Research Developments and Their Implications for Clinical Care of the ADHD Child
By Russell A. Barkley, Ph.D. |
July 1, 1996
Dr. Barkley is director of psychology and professor of psychiatry and neurology at the University of Massachusetts Medical Center. He is editor of The ADHD Report and author of Attention Deficit Hyperactivity Disorder: A Handbook for Diagnosis and Treatment and a new book for parents, Taking Charge of ADHD (both from Guilford Press).
The second conclusion that might be drawn from the foregoing discussion is that the HI and combined types are more reflective of a deficit in behavioral or response inhibition than of inattention. There is substantial support for this conclusion in the extant literature and it is increasing with each new study of response inhibition in ADHD (Barkley, in press; Pennington and Ozonoff). The importance of such a change in perspective on ADHD cannot be overemphasized.
Research in developmental psychology and neuropsychology have shown behavioral inhibition to be critical to the effective performance of several cognitive abilities considered executive functions because they are related to self-regulation. Not surprisingly, then, researchers in ADHD have begun to view ADHD as a disorder of self-regulation (Douglas) or executive function (Denckla), although both terms are vague when employed in this regard.
Nevertheless, the trend to a broader conceptualization of ADHD seems necessary given the variety of studies that either demonstrate or at least hint that ADHD children have deficits in working memory and sense of time; the cross-temporal organization of behavior; the internalization of speech and rule-governed behavior; the self-regulation of emotion and motivation; and the execution of complex, novel behavioral sequences (Barkley, in press). All of these are deemed executive functions and all seem to permit control of behavior by internally represented information.
Far more research is needed on these cognitive functions to cement their association with ADHD. However, the extant research offers the exciting possibility that ADHD is actually a developmental disorder of self-regulation, arising from a deficit in behavioral inhibition that in turn causes a deficiency in behavior regulation by internally represented information or events. If so, the hyperactivity and "inattention" (poor persistence/distractibility) seen in ADHD children and adults may simply be the most obvious (and most superficial) signs of a deeper, more pervasive, more socially significant disorder than has heretofore been imagined.

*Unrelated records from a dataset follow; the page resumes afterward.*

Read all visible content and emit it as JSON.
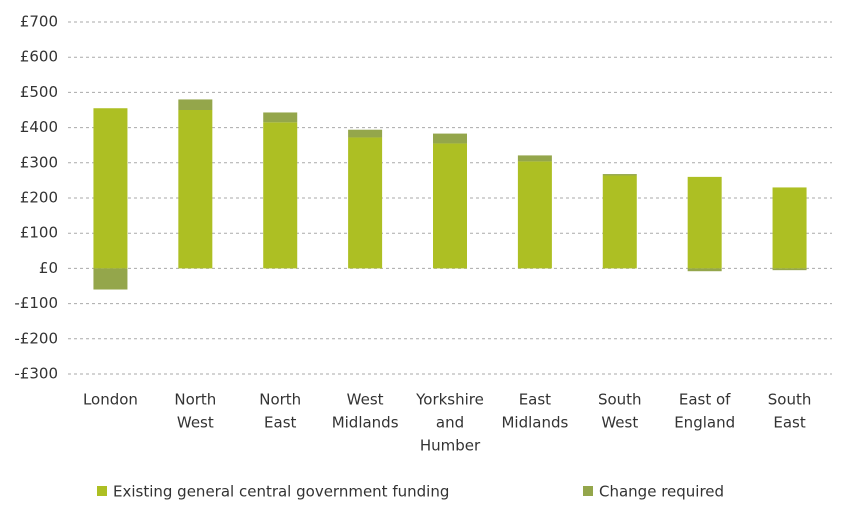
{
  "chart_data": {
    "type": "stacked_bar",
    "categories": [
      [
        "London"
      ],
      [
        "North",
        "West"
      ],
      [
        "North",
        "East"
      ],
      [
        "West",
        "Midlands"
      ],
      [
        "Yorkshire",
        "and",
        "Humber"
      ],
      [
        "East",
        "Midlands"
      ],
      [
        "South",
        "West"
      ],
      [
        "East of",
        "England"
      ],
      [
        "South",
        "East"
      ]
    ],
    "series": [
      {
        "name": "Existing general central government funding",
        "color": "#adbf23",
        "values": [
          455,
          450,
          415,
          372,
          355,
          304,
          264,
          260,
          230
        ]
      },
      {
        "name": "Change required",
        "color": "#94a64b",
        "values": [
          -60,
          30,
          28,
          22,
          28,
          17,
          4,
          -8,
          -5
        ]
      }
    ],
    "ylim": [
      -300,
      700
    ],
    "yticks": [
      {
        "value": -300,
        "label": "-£300"
      },
      {
        "value": -200,
        "label": "-£200"
      },
      {
        "value": -100,
        "label": "-£100"
      },
      {
        "value": 0,
        "label": "£0"
      },
      {
        "value": 100,
        "label": "£100"
      },
      {
        "value": 200,
        "label": "£200"
      },
      {
        "value": 300,
        "label": "£300"
      },
      {
        "value": 400,
        "label": "£400"
      },
      {
        "value": 500,
        "label": "£500"
      },
      {
        "value": 600,
        "label": "£600"
      },
      {
        "value": 700,
        "label": "£700"
      }
    ],
    "grid": true,
    "legend": "bottom"
  }
}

What are the clinical implications of such a shift in conceptualizing the nature of ADHD, should it transpire? Too many exist to list here, but several important ones deserve mention. First, ADHD would be viewed as a disorder of "doing what you know, not knowing what to do," of the "when" of behavior, not the "how," and of performance, not skill. If ADHD involves deficient inhibition that disrupts the regulation of behavior by internally represented information, it attacks the capacity to put intelligence into action. Clinically, this means that training ADHD patients in skills presumed to correct or compensate for their deficits should be deemphasized in most cases as it would be predicted not to work. Perhaps this accounts for the failure of cognitive therapies and other skills-training approaches to generalize outside the training context or to be maintained over time.
Instead, great emphasis would be placed on helping ADHD individuals do what they know; that is, to perform the skills already in their repertoire at the points of performance where such skills are useful to execute. Useful treatments, therefore, would be those that are in place at these points of performance in natural settings to help prompt use of the skill when it is needed and to reinforce its occurrence so as to maintain it (Ingersoll and Goldstein). From this perspective, weekly, clinic-based therapy hours, whether group or individual in nature, would be considered to be of little value for those with ADHD. Instead, working with parents and teachers to set up behavioral performance programs in natural settings would be more heavily emphasized. The role of mental health professionals shifts from that of direct therapist to the ADHD client to that of consultant to natural caregivers trained to carry out the treatment program in the client's natural social environment.
A second implication is that the behavioral inhibitory deficit is not wholly correctable through training or other psychosocial treatment methods. It is not likely to fall within the realm of volition or self-control but precedes such self-regulation and even permits it to occur. If so, training a child with ADHD to be less impulsive may be misguided, as we can now appreciate that ADHD disrupts the very neuropsychological mechanism that permits the training to serve as an internal template that effectively executes the associated responses at the right time. Time, timing, internally guided response execution and its persistence become far more important targets for treatments than does knowledge or skill.
A further implication of such a conceptual shift is that stimulant medications, on the rise over the past decade, may be far more justifiable as a primary or central form of treatment for ADHD than was previously thought.
Until recently, many practitioners were trained or advised to consider behavioral and psychosocial treatments first before leaping too quickly for the prescription pad to dash off a recommendation for stimulants. Those who did so, even if justifiable by virtue of an absence of such alternative (and expensive) therapies in their geographic regions, may have suffered great pangs of conscience that the now almost proverbial "multimodal" treatments were not applied in such cases. Reconceptualizing ADHD as a developmental disorder of self-regulation (read prefrontal lobes) related to defective motor inhibition for which stimulants have repeatedly proven the most effective management methods challenges this older clinical wisdom.